Dans le cadre d’un projet de maternité, l’ergothérapie ne s’adresse pas uniquement aux femmes atteintes d’une SEP. Les futurs papas qui vivent avec cette maladie peuvent eux aussi tirer profit à consulter un ergothérapeute.

Les conseils dispensés vont notamment concerner, en fonction de la situation individuelle de chaque patient, les postures, les gestes et les aménagements du lieu de vie. « Comme pour les mamans, notre approche pour les pères vise à les aider à prendre leur place et leur rôle auprès de leur enfant », précise Maéva Guenot.

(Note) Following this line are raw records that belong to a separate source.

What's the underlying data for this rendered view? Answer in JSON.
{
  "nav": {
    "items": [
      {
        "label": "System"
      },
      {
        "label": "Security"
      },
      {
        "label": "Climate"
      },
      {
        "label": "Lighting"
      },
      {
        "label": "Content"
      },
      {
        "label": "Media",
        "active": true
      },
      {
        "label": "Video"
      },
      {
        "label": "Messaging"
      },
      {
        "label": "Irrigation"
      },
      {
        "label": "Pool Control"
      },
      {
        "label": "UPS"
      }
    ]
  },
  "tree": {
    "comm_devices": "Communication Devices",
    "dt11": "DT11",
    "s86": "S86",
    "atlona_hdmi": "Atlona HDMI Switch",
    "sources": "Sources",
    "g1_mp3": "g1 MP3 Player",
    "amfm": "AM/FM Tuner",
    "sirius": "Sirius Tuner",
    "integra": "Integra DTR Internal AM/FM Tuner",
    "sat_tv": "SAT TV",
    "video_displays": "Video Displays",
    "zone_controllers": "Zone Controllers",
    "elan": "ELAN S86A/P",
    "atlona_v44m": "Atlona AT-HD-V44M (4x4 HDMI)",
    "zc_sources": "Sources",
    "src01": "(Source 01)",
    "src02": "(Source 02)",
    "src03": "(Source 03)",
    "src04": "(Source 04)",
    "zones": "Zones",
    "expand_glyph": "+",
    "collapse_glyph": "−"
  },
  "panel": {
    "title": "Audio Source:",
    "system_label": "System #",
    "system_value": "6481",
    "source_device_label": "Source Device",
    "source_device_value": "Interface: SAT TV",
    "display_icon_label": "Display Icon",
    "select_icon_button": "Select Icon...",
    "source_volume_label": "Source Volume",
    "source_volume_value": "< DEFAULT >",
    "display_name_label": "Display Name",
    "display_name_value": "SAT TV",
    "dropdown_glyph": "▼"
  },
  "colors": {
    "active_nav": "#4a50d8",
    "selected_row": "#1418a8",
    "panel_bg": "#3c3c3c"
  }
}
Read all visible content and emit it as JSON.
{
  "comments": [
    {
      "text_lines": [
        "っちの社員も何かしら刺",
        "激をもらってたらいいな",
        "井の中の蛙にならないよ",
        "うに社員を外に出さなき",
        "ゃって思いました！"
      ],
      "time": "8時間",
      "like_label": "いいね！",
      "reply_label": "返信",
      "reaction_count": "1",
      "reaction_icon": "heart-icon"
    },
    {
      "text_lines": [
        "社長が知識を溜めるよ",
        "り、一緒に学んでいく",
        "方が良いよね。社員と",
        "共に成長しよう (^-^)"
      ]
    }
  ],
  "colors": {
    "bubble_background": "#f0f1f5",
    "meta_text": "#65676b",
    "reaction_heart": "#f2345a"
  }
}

Comment consulter un ergothérapeute

L’intervention d’un ergothérapeute peut faire partie de la prise en charge globale des patients atteints de SEP suivis dans un service hospitalier de neurologie ou de médecine physique et de réadaptation, ou encore dans un centre de rééducation.

Certains réseaux SEP proposent également les services d’un ergothérapeute. C’est le cas également de différents organismes médico-sociaux tels que les SAMSAH (Services d’Accompagnement Médico-Sociaux des Adultes Handicapés) et des SAVS (Services d’Accompagnement à la Vie sociale). Ces organismes peuvent être sollicités dans le cadre d’une demande d’aide formulée auprès de la MDPH (Maison Départementale des Personnes Handicapée). En sachant toutefois que l’instruction des demandes par les MDPH est souvent longue ; il faut donc s’y prendre bien à l’avance.

Les ergothérapeutes exerçant en cabinet libéral sont par ailleurs de plus en plus nombreux. Il suffit alors de les contacter pour prendre rendez-vous, après avoir obtenu une prescription médicale.

Lorsqu’un ergothérapeute intervient dans le cadre d’une structure de prise en charge médicale ou médico-sociale, le coût est généralement pris en charge au titre de l’ALD (remboursement à 100% pour Affection de Longue Durée). En revanche, les consultations d’un ergothérapeute libéral ne sont pas remboursées par l’Assurance maladie. Mais certaines mutuelles proposent une prise en charge financière de ce type de soins.

Sources bibliographiques

1. Malapel H. Votre grossesse : un accompagnement pas à pas. Le Courrier de la SEP, n°138, février 2014.